VGA input is terminated into 75 ohms, signal voltage 700mVpp.
EGA has two bits per color component, and so the EGA palette in 6-bit VGA DAC world is 0, 21, 42, 63, and modern 8-bit world 0, 85, 170, 255.
So generated analog VGA voltages are exactly 0/3, 1/3, 2/3 and 3/3, or 0mV, 233mV, 467mV, and 700mV.
FPGA output has 3-bit DAC, resistor values 2k, 1k and 500, IO voltage 3.3 volts, right?
I assume that all 3 ladder IO pins are configured as outputs, so the ladder output resistance is about 286 ohms then.
Given the output resistance and VGA termination, the maximum voltage is 686mV.
Not that much less than 700mV for peak brightness, should not matter much.
However, the eight possible output voltages are in multiples of 98mV:
0,98,196,294,392,490,588,686.
When ideal VGA DAC voltages are scaled from 700mV to 686mV, the four EGA color voltages would be multiples of 229mV:
0,229,457,686
So they are difficult to match.
I mean, 3/3 would match 7/7 exactly for 686mV, but 2/3 closest match is 470 (7% error in voltage) and 1/3 closest match is 196 (14% error in voltage).
Note that while DAC voltages are linear, due to gamma/human perception being logarithmic, the brightness difference is actually larger in the darker end.
So there is a greater brightness difference perceived between 200mV and 250mV than from 650mV and 700mV even if both have 50mV difference.
One solution might be to tri-state the FPGA resistor ladder LSB, so the DAC is actually 2-bit. Then the ladder output resistance is 333 ohms and peak voltage 606mV, and the four voltages would have 202mV steps.
Not 100% sure but it might look better, monitor brightness control might just work to bring brightness up while preserving the intended brightness differences.
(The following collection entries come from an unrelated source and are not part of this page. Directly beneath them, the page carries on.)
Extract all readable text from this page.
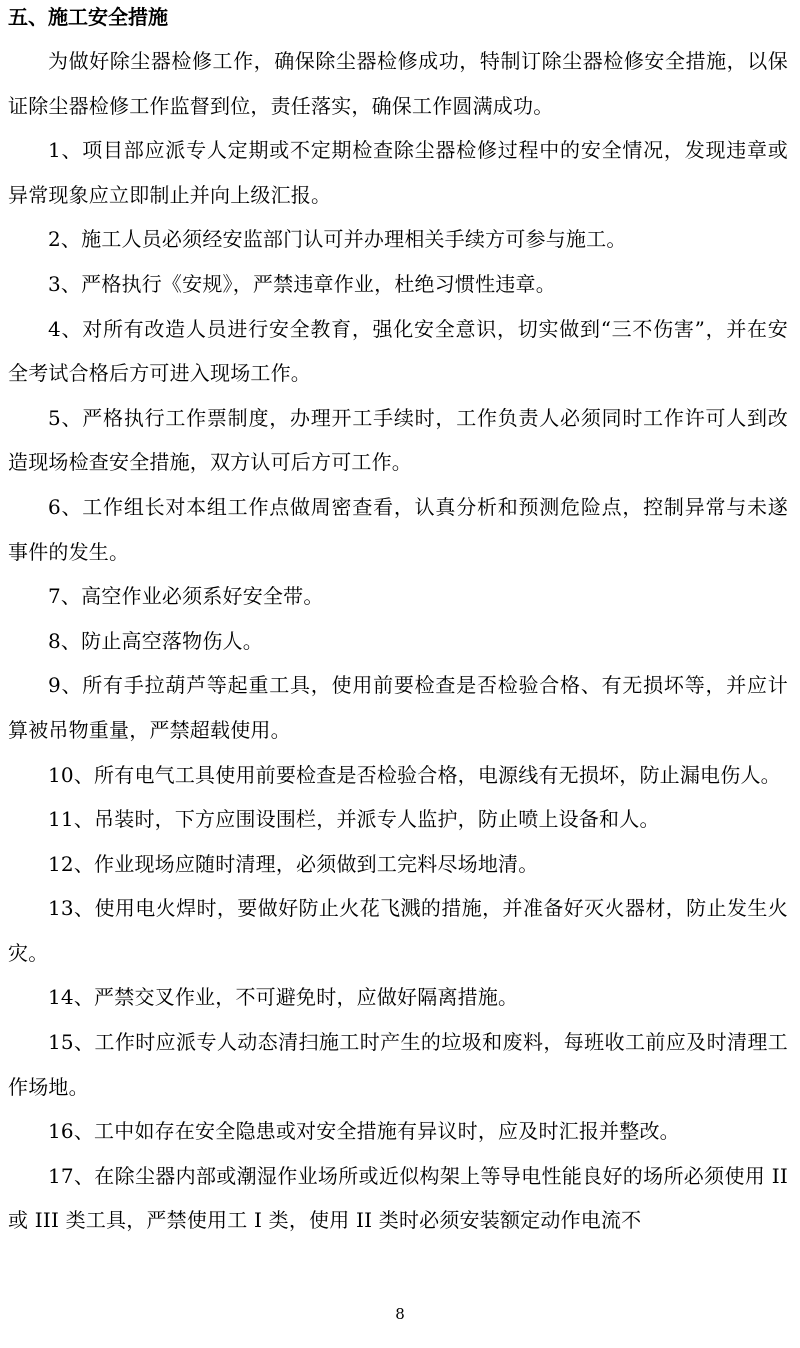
五、施工安全措施

为做好除尘器检修工作，确保除尘器检修成功，特制订除尘器检修安全措施，以保证除尘器检修工作监督到位，责任落实，确保工作圆满成功。

1、项目部应派专人定期或不定期检查除尘器检修过程中的安全情况，发现违章或异常现象应立即制止并向上级汇报。

2、施工人员必须经安监部门认可并办理相关手续方可参与施工。

3、严格执行《安规》，严禁违章作业，杜绝习惯性违章。

4、对所有改造人员进行安全教育，强化安全意识，切实做到“三不伤害”，并在安全考试合格后方可进入现场工作。

5、严格执行工作票制度，办理开工手续时，工作负责人必须同时工作许可人到改造现场检查安全措施，双方认可后方可工作。

6、工作组长对本组工作点做周密查看，认真分析和预测危险点，控制异常与未遂事件的发生。

7、高空作业必须系好安全带。

8、防止高空落物伤人。

9、所有手拉葫芦等起重工具，使用前要检查是否检验合格、有无损坏等，并应计算被吊物重量，严禁超载使用。

10、所有电气工具使用前要检查是否检验合格，电源线有无损坏，防止漏电伤人。

11、吊装时，下方应围设围栏，并派专人监护，防止喷上设备和人。

12、作业现场应随时清理，必须做到工完料尽场地清。

13、使用电火焊时，要做好防止火花飞溅的措施，并准备好灭火器材，防止发生火灾。

14、严禁交叉作业，不可避免时，应做好隔离措施。

15、工作时应派专人动态清扫施工时产生的垃圾和废料，每班收工前应及时清理工作场地。

16、工中如存在安全隐患或对安全措施有异议时，应及时汇报并整改。

17、在除尘器内部或潮湿作业场所或近似构架上等导电性能良好的场所必须使用 II 或 III 类工具，严禁使用工 I 类，使用 II 类时必须安装额定动作电流不

8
Or if you are going to use 1% resistors anyway, choose them wisely. The ladder output resistance should be 278 ohms. So for a 2-bit DAC, it would mean ideally resistances of 418 and 2*418, if I calculated them correctly.
Also depending on how much current the FPGA output pins can drive, the output impedance at the VGA connector should ideally be matched to 75 ohms.